"Reece Dunn" <msclrhd@hotmail.com> writes:
[1] Storage And Representation
The storage can easily be represented as a container type, and so we have:
template < typename CharT, template< typename T, class A > class Container = std::vector, class AllocT = std::allocator< CharT >
class string_storage: public Container< CharT, AllocT > { };
I am not sure this really gains us anything over just using the underlying container directly.
[2] Basic Type And Iteration
The basic representation is more complex, because now we are dealing with character boundaries (when dealing with UTF-8 and UTF-16 views of a Unicode string). At this stage, combining characters and marks should not be concerned with, only complete characters.
Here is the issue. What constitutes a complete character? At the lowest level, a single codepoint is a character. At the next level, a collection of codepoints (base+combining marks) is a character (e.g. e + acute accent is a single character). Sometimes there are many equivalent sequences of codepoints that constitute the same character. Sometimes there may be a single codepoint that is equivalent to a set of codepoints (e.g. e + acute accent => e-acute). At another level, a set of codepoints represents a glyph. This glyph may cover one or more characters. There may be several alternative glyphs for a single set of codepoints.

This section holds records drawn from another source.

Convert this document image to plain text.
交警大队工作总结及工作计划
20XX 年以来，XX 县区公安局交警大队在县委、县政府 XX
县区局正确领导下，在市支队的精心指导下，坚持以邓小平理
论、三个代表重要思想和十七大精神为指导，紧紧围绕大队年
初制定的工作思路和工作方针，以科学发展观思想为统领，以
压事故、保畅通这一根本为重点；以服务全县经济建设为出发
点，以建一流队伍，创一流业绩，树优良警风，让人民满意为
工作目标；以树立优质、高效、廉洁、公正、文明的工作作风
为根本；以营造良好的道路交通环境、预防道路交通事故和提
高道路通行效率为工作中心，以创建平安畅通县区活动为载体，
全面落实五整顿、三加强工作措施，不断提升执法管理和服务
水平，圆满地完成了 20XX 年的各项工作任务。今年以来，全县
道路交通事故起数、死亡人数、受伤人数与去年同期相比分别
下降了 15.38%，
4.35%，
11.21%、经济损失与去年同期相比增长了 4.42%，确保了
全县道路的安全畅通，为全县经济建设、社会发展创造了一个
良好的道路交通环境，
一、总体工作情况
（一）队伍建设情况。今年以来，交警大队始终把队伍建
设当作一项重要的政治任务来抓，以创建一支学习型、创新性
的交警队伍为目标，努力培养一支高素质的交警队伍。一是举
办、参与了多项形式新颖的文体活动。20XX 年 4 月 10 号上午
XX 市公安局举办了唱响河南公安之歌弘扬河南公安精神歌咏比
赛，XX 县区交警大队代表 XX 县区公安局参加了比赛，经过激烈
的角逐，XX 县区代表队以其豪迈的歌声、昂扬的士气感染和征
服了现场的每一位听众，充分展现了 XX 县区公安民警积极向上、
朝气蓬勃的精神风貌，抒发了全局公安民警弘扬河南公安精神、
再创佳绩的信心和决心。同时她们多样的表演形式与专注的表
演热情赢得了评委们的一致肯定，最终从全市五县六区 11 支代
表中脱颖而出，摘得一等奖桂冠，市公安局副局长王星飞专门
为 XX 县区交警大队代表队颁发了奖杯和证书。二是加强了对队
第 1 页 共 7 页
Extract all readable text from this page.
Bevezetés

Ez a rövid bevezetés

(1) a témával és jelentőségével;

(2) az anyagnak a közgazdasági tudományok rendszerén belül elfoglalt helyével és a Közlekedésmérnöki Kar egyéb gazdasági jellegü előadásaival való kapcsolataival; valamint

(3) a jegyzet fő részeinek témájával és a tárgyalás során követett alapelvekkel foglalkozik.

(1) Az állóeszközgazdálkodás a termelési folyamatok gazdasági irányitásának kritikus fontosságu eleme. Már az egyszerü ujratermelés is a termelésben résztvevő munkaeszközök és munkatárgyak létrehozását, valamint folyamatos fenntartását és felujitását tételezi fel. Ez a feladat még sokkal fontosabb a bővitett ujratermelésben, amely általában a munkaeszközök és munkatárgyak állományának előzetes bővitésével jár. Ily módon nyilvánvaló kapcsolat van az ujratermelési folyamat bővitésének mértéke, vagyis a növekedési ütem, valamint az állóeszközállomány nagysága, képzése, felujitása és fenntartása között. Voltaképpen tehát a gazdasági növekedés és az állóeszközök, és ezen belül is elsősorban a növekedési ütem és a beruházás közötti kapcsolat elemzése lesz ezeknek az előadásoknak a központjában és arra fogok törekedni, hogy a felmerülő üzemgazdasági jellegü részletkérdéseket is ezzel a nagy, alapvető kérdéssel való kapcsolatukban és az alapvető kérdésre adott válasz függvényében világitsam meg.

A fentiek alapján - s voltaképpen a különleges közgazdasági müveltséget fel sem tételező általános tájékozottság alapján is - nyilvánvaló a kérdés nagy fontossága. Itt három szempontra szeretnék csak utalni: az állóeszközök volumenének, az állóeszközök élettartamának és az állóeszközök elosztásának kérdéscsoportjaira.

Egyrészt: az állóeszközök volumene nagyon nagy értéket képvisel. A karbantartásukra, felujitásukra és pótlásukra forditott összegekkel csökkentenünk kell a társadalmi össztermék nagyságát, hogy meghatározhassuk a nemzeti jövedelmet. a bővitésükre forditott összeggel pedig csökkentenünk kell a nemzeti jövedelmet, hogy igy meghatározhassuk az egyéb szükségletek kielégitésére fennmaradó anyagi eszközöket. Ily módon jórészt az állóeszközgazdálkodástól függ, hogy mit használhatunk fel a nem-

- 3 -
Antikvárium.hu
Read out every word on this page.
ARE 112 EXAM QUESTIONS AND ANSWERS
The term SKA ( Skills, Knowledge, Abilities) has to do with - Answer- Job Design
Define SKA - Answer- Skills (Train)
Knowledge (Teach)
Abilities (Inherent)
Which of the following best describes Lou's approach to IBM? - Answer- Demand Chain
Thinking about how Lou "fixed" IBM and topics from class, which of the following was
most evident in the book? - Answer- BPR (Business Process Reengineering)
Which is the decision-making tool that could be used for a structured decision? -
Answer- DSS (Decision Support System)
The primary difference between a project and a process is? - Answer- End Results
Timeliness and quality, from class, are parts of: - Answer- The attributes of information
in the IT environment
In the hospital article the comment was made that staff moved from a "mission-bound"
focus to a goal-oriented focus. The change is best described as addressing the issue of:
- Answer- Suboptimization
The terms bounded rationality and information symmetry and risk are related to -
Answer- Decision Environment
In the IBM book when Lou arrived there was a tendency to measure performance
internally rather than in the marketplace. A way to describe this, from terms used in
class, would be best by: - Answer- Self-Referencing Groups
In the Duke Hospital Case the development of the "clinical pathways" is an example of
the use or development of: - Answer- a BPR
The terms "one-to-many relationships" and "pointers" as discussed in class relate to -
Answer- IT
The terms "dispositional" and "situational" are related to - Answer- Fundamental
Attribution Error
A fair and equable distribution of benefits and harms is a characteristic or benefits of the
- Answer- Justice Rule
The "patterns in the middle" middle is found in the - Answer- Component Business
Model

The Unicode string should provide at least 3 types of iterator, regardless of the internal representation (NOTE: as such, they will be implementation dependant on how the string is represented):
* UTF-8 -- provides access to the UTF-8 representation of the string; * UTF-16 -- provides access to the UTF-16 representation of the string; * UTF-32 -- provides access to the Unicode character type.
I agree we need conversions to/from all 3 formats.
Therefore, no matter what the representation, it should be possible to use the UTF-32 iterator variant and "see" the string in native Unicode; this should, therefore, be the standard iterator and the others should be used when converting between formats.
That is my POV.
NOTE: I am not well versed in how Unicode is represented, so I do not know how feasible it is to implement backwards traversal, but I do know that it would probably be wise to know the position of the last good end of a Unicode character (e.g. when dealing with multi-character UTF-8 and UTF-16 representations).
Backwards traversal is generally possible, though with UTF-8 it is very slow, as you don't know how many bytes there are until the beginning of the character (though you know when you've got there).
As a side note, it should be feasible to provide specialist wrappers around existing Unicode libraries (like Win32 (CharNext, etc.), ICU and libiconv?),
Agreed.
so I would suggest having something akin to char_traits in basic_string.
I am not sure how that helps.
RATIONALE: Why standardize on the UTF-32 view? Because UTF-8 and UTF-16 are multi-character encodings of UTF-32 (not considering combining marks at this stage), whereas UTF-32 is a single character encoding.
Yes, that is why I believe we should use UTF-32 as the base (despite the performance considerations others have raised).
[3] Algorithms, Locales, etc.
These are build upon the UTF-32 view of the Unicode string, like the string algorithms in the Boost library. Therefore, instead of str.find( unicode_string( "World" )), you would have find( str, unicode_string( "World" )).
I am not sure how non-member vs member makes any difference.
I would also suggest that there be another iterator that operates on std::pair< unicode_string::iterator, unicode_string::iterator > to group combining marks, etc. Thus, there would also be a function
unicode_string::utf32_t combine ( std::pair< unicode_string::iterator, unicode_string::iterator > & ucr )
that will map the range into a single code point. You could therefore have a combined_iterator that will provide access to the sequence of combined characters.
You cannot always map the sequence of codepoints that make up a character into a single codepoint. However, it is agreed that it would be nice to have a means of dealing with "character" chunks, independently of the number of codepoints that make up that character. Anthony -- Anthony Williams Senior Software Engineer, Beran Instruments Ltd.